2. **One Qwen-VL pass.** All three modules share a single VLM client (the
   OpenAI-compatible client talking to the job's vLLM server) so the cost
   is one model load per dataset, not three.

## Module independence and staged reruns

Each module writes its raw output to
`<root>/.annotate_staging/episode_{N:06d}/<module>.jsonl`. That makes
prompt iteration cheap — re-running one module overwrites only its own
JSONL file before the writer composes the final parquet. Modules can be
disabled via `--plan.enabled=false` (and likewise `--interjections.enabled`
/ `--vqa.enabled`) to
test them in isolation.

## Validation/report checks before final write

Before the writer runs, `StagingValidator` checks:

- exact frame-timestamp alignment for every event row;
- no orphan speech / interjection pairs;
- `plan` is refreshed at every interjection timestamp;
- `memory` rows fall on subtask boundaries (warning, not error);
- VQA assistant `content` parses as JSON in one of the
  bbox / keypoint / count / attribute / spatial shapes;
- every row routes to the column dictated by `column_for_style(style)`.

Errors abort the writer (`--skip_validation=true` overrides for debugging).

## Paper inspirations per module

- **`plan` module — subtasks.** Hi Robot ([Shi 2025](https://arxiv.org/abs/2502.19417))
  atom granularity ("pick up one piece of lettuce", "place bowl to box");
  Pi0.7 ([Physical Intelligence 2025](https://pi.website/pi07)) "how, not
  what" detail.
- **`plan` module — memory.** MEM ([Torne 2026](https://arxiv.org/abs/2603.03596))
  compression directive: keep only minimal relevant information; functional
  outcomes preserved, specific attributes dropped.
- **`interjections` module.** Hi Robot scenario taxonomy: negative task,
  situated correction, specific constraint, preference. Speech is a
  tool-call-only atom (`tool_calls=[{type:function, function:{name:"say",
arguments:{text:...}}}]`).
- **`vqa` module.** ECoT ([Zawalski 2024](https://arxiv.org/abs/2407.08693))
  grounded features (bounding boxes in pixel `[x_min, y_min, x_max, y_max]`,
  keypoints) and Steerable VLA Policies ([Zhao 2025](https://arxiv.org/abs/2509.07626))
  multi-abstraction grounding. Pi0.7 also grounds answers across
  multiple abstraction levels.

Future maintainers should adjust the prompt templates in
`src/lerobot/annotations/steerable_pipeline/prompts/` against these
references rather than rewriting from scratch.

## Compute and list-size estimates

Per episode, the pipeline issues O(`max_steps`) `plan`-module calls,
O(`max_interjections_per_episode`) `interjections`-module calls, and
O(`vqa_emission_hz × episode_seconds`) `vqa`-module calls. With defaults
(8 subtasks, 1 interjection, 1 Hz × 3 pairs) and 30-second episodes, that
is ~50 VLM calls per episode. `language_persistent` per episode is ~10s of
KB at most (parquet dictionary-encodes one entry per episode);
`language_events` is empty on most frames and is bounded by the number of
emissions, not `num_frames × num_emissions`.
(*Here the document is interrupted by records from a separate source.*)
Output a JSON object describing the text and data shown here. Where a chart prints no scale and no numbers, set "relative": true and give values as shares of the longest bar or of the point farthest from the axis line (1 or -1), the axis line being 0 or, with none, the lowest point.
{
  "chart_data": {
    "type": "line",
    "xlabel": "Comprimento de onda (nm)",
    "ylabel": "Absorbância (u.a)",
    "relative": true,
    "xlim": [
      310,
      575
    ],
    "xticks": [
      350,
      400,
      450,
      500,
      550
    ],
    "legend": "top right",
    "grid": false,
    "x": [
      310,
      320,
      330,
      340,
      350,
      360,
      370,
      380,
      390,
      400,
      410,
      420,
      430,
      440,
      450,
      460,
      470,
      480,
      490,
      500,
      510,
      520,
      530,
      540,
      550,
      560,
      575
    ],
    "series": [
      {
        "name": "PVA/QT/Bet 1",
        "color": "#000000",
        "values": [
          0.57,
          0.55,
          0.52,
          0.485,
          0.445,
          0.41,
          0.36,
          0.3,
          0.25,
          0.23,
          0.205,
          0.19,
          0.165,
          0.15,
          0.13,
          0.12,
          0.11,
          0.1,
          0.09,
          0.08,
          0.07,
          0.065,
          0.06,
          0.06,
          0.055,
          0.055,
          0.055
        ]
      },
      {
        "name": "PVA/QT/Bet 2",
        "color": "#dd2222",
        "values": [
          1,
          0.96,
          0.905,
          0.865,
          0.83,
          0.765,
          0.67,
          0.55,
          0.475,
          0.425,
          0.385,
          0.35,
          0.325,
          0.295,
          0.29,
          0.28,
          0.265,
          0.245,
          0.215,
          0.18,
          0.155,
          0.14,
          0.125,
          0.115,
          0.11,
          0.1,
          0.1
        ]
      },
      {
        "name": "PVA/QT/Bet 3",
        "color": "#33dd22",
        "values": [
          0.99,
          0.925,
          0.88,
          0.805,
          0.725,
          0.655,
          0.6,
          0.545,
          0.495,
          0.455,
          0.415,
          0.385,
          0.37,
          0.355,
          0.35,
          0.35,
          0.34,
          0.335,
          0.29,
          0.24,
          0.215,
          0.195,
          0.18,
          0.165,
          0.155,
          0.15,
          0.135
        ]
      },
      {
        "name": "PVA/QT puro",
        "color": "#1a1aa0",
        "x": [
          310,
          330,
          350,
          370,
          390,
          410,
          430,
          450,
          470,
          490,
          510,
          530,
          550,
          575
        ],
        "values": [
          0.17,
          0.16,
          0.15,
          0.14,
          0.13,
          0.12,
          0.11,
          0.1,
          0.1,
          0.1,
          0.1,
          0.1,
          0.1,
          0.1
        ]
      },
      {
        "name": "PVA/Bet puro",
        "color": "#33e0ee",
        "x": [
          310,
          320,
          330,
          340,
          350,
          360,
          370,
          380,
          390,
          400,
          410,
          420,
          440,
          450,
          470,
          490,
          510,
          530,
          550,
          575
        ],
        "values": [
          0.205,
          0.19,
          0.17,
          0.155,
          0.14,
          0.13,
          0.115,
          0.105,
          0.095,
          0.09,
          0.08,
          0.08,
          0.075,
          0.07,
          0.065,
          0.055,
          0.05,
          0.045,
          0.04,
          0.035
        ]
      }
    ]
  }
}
## Reproducibility via seed and prompt hashes

`--seed` (default 1729) feeds the per-episode RNGs that select interjection
timestamps and VQA question types. Combined with the deterministic prompt
templates checked into `prompts/`, two runs at the same seed against the
same dataset and the same model checkpoint produce byte-identical staging
artifacts. Prompt edits are recorded by file hash; future tooling can pin
expected `(seed, prompt_hash)` pairs into the dataset card.